Peter Hambly: The CRC, which is due to come in by 2010 as part of the Climate Change Bill, could be a beneficial measure as it will help a wider range of companies derive value from reducing their carbon emissions.
Sally Uren: Much of the legislation encourages a reduction in environmental impact and couples this with cost-saving opportunities. But some legislation has unintended and unsustainable consequences: for example, shipping waste to China and, in the UK, recycling high-value items, while continuing to ignore lower-value waste streams.

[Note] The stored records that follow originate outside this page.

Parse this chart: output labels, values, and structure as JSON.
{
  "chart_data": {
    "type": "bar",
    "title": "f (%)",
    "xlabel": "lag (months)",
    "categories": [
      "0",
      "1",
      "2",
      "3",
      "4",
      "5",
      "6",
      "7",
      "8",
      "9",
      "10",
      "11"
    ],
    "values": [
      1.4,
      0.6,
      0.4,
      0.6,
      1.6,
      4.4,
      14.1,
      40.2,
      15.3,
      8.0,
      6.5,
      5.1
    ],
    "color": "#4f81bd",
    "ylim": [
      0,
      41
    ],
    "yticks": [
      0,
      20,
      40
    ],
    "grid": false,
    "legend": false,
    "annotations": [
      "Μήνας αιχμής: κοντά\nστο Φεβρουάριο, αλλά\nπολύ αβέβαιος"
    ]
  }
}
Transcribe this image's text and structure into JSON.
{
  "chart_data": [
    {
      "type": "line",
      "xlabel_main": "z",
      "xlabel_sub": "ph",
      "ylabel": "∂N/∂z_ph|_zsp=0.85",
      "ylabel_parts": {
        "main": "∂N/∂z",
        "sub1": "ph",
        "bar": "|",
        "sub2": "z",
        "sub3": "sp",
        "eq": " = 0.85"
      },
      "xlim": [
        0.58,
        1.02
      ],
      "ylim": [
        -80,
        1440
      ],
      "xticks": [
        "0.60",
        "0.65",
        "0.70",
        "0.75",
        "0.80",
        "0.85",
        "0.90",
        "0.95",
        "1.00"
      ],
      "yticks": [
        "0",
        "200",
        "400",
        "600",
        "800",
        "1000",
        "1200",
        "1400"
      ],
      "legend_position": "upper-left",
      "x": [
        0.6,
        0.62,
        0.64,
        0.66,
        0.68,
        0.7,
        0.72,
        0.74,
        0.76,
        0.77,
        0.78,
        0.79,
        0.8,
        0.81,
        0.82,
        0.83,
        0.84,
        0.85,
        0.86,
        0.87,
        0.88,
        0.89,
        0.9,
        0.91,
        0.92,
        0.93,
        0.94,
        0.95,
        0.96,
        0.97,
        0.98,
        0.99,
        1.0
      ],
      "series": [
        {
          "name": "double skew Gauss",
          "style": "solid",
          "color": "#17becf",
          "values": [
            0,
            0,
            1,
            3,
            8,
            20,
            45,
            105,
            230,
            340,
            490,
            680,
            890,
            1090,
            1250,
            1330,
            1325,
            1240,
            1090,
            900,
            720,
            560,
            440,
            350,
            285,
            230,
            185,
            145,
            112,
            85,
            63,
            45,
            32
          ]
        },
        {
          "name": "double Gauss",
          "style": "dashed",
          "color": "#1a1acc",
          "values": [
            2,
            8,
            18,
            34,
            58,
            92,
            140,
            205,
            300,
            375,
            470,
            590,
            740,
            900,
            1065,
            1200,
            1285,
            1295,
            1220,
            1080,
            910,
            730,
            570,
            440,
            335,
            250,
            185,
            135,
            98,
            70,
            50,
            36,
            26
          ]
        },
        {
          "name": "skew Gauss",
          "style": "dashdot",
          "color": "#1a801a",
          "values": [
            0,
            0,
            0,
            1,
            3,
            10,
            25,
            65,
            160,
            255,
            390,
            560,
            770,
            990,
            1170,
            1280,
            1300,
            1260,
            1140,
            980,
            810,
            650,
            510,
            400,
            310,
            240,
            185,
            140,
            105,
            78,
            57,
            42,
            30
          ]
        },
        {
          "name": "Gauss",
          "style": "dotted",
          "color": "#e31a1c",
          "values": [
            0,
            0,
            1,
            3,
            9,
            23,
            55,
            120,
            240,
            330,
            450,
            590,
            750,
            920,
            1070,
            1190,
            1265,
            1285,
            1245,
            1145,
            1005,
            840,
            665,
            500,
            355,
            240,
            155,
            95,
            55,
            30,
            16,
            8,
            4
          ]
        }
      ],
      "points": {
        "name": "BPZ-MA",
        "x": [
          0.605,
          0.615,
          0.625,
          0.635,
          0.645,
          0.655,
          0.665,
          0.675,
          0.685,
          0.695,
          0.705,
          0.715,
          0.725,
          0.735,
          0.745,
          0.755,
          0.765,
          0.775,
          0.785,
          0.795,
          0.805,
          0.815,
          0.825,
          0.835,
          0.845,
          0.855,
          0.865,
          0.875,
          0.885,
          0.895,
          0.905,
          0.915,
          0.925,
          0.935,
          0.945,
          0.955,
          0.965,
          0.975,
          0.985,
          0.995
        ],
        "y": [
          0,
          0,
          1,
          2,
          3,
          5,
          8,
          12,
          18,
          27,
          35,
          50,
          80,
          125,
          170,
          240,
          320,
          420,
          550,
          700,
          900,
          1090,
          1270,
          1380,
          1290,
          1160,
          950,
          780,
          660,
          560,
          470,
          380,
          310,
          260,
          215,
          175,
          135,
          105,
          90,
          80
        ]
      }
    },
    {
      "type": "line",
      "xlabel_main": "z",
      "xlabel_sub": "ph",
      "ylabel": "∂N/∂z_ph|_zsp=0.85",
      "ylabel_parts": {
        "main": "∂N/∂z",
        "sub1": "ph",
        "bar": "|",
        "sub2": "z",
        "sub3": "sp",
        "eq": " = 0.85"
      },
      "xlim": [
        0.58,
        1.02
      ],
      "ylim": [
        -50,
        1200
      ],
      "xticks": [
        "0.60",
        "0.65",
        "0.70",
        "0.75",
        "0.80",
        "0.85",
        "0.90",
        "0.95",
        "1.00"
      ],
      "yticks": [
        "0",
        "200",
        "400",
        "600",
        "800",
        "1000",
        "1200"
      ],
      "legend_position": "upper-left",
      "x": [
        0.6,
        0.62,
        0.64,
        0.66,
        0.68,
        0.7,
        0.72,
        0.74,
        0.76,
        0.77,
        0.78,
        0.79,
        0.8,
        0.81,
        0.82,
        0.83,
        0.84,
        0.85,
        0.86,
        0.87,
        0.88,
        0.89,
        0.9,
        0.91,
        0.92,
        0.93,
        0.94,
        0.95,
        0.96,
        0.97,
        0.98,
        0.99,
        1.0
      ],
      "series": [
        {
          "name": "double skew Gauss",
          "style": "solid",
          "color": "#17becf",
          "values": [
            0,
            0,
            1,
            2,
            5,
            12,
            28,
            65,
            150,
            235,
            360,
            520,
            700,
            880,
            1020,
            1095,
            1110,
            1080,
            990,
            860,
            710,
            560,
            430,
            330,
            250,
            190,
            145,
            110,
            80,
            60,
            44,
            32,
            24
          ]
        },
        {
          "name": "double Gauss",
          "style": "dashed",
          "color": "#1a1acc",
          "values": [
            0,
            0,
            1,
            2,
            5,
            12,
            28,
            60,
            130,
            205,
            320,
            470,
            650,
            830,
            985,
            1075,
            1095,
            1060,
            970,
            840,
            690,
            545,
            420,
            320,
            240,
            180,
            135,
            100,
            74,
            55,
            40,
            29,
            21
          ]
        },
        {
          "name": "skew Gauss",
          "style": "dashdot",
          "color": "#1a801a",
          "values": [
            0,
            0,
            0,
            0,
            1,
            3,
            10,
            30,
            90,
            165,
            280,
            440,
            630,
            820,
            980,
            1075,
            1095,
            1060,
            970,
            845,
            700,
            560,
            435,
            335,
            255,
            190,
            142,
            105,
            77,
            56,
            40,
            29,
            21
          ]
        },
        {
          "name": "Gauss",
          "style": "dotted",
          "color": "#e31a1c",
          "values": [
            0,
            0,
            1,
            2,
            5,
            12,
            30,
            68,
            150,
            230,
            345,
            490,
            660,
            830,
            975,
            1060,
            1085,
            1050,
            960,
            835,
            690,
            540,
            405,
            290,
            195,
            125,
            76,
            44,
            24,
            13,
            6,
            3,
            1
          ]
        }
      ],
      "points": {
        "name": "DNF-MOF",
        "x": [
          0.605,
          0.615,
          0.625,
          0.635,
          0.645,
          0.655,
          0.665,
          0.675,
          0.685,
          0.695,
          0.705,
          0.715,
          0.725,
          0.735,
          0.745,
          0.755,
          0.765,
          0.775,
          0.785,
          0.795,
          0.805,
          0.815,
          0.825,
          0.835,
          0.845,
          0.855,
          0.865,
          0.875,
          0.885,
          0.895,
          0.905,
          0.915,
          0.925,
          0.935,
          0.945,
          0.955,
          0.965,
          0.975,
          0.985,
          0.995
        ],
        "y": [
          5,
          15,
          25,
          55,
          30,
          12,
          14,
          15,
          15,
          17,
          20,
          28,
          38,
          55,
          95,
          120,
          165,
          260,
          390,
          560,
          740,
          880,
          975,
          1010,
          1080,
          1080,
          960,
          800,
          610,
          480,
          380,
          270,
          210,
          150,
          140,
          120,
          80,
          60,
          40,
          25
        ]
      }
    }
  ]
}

Stuart Thomas: Regulations around waste and recycling are beneficial, as are those that promote use of renewable energy. I support legislation that diminishes our reliance on motor vehicles and cheap air travel. We have not suffered from any unwelcome legislation thus far, which perhaps indicates that the current regulation isn't sufficiently challenging.
Are investors sufficiently supportive of cleantech ventures?
Chris Dodson: Generally, the City is uncomfortable with technology investments largely due to the non-technical background of the decision-makers.
Lindsey Parnell: The difficulty is that the return on investment for cleantech if often greater than four years. It becomes difficult to see the incentive to justify its use, especially in smaller organisations. More should and could be done to support organisations in the uptake of green technology.
How much does individual director behaviour matter?
Sally Uren: From the founders of Innocent to Stuart Rose at M&S, we see examples of leadership that delivers both more sustainable business practice and enhanced market share. Without this top-level leadership, we are more likely to see PR puffery as opposed to new, dynamic business models fit for a more sustainable world.